Moreover, new analysis shows that people in rural places like Maine are the ones who stand the most to benefit from the transition to clean transportation technologies such as electric vehicles.
It’s not hard to understand: People in small towns, outer suburbs and rural areas drive more miles, they repair their vehicles more frequently, they produce more carbon emissions per capita and they spend more money on gasoline. That’s why, compared to urban drivers, people living in the suburbs of Portland and in more rural areas across Cumberland County stand to benefit much more by switching to an electric vehicle.
In Cumberland County, drivers can save over $900 a year, compared with less than $350 in annual average savings for a driver in Suffolk County, Massachusetts. Overall, the average rural driver in Maine will save $950 per year and cut carbon emissions by 4.9 metric tons a year by choosing an electric vehicle over a comparable conventional gas-powered vehicle.
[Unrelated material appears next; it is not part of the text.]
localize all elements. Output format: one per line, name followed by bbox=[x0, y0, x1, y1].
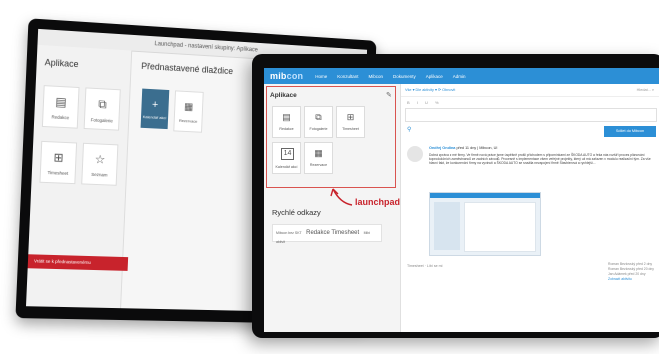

This year, Maine has an opportunity to help lead the region toward clean transportation solutions. In December, nine Northeast and mid-Atlantic states agreed to design and create a market-based program over the next year that would limit transportation emissions and invest in clean transportation.
Maine was not one of the states on that agreement – but a different governor was running things last year.
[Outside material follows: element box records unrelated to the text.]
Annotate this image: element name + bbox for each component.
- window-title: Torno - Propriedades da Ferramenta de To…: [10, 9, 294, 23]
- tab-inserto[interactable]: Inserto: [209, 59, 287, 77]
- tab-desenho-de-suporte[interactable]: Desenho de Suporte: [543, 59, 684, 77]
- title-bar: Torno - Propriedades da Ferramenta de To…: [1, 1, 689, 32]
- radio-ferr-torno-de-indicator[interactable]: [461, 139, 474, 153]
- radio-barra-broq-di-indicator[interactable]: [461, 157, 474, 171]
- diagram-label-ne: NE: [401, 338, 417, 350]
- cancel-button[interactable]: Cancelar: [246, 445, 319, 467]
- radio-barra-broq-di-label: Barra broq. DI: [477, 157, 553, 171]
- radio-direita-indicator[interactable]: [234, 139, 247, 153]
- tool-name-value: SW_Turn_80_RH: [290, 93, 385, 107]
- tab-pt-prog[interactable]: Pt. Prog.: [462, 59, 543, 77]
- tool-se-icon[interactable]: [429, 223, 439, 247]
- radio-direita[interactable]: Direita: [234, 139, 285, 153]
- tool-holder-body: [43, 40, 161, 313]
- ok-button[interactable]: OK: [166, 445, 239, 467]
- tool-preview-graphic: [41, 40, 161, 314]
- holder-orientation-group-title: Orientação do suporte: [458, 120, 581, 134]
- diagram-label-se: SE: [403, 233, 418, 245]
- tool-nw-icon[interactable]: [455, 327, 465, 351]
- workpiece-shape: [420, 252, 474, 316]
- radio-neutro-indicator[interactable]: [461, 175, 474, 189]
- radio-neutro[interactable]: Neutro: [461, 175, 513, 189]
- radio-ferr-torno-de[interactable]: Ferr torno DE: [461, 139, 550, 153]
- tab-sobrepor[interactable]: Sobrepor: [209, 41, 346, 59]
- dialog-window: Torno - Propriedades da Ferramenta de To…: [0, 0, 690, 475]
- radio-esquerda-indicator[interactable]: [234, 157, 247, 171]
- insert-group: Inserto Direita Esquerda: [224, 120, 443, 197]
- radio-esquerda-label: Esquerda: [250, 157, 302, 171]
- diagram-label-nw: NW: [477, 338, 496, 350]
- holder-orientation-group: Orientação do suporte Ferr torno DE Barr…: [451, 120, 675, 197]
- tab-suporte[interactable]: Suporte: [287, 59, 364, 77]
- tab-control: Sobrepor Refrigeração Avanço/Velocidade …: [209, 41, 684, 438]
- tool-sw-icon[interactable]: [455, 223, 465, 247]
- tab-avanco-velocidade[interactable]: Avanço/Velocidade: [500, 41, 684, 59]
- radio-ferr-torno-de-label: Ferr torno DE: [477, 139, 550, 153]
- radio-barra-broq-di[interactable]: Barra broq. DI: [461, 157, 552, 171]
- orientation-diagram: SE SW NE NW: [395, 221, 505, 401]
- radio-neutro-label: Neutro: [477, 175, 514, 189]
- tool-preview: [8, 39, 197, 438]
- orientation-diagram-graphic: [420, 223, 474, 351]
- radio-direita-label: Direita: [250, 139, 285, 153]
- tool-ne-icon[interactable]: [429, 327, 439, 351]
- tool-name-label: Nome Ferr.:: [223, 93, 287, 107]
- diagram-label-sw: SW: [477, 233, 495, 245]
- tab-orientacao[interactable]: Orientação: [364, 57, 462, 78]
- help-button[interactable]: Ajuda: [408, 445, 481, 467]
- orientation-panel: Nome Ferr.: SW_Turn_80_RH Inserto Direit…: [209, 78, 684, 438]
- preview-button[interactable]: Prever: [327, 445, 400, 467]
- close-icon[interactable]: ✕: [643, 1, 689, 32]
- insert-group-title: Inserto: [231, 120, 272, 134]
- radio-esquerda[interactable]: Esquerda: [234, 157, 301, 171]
This proposed program will build on the successful “cap and invest” model of the Regional Greenhouse Gas Initiative. RGGI works by setting an overall limit, or cap, on pollution. Big polluters, such as power plants, are required to purchase allowances based on their emissions. By limiting the number of allowances available, RGGI creates an enforceable limit on overall emissions.
RGGI also generates funding. Here in Maine, between 2012 and 2017, Maine invested over $54 million from RGGI. Most of this money is then invested in efficiency programs through Efficiency Maine. These investments will save Mainers money – over $275 million over the life of the projects. That’s why RGGI has not only successfully reduced emissions but also has helped to grow the economy and save consumers money.
An expansion of this program model to transportation fuels could help states like Maine and Vermont develop a regional clean-transportation strategy targeting small towns, incorporated villages and rural counties. Such a strategy should look both to electrify our vehicles and to provide more alternatives to driving, through expanded public transportation, pedestrian and biking infrastructure and walkable community development.
Beyond the impact on drivers, the transition to clean transportation will benefit the rural economy. Nearly all the money that we spend on gasoline and diesel fuel ultimately leaves our towns and our region for other parts of the world. As electric vehicles replace the internal combustion engine on our roads, there will be more money in our pockets, which means more jobs and more local development. Overall, clean transportation could save Maine drivers almost $20 billion by 2050.
The election of Gov. Mills is both literally and figuratively a breath of fresh air for Maine. We hope that the Mills administration will be bold when it comes to addressing Maine’s energy and transportation challenges.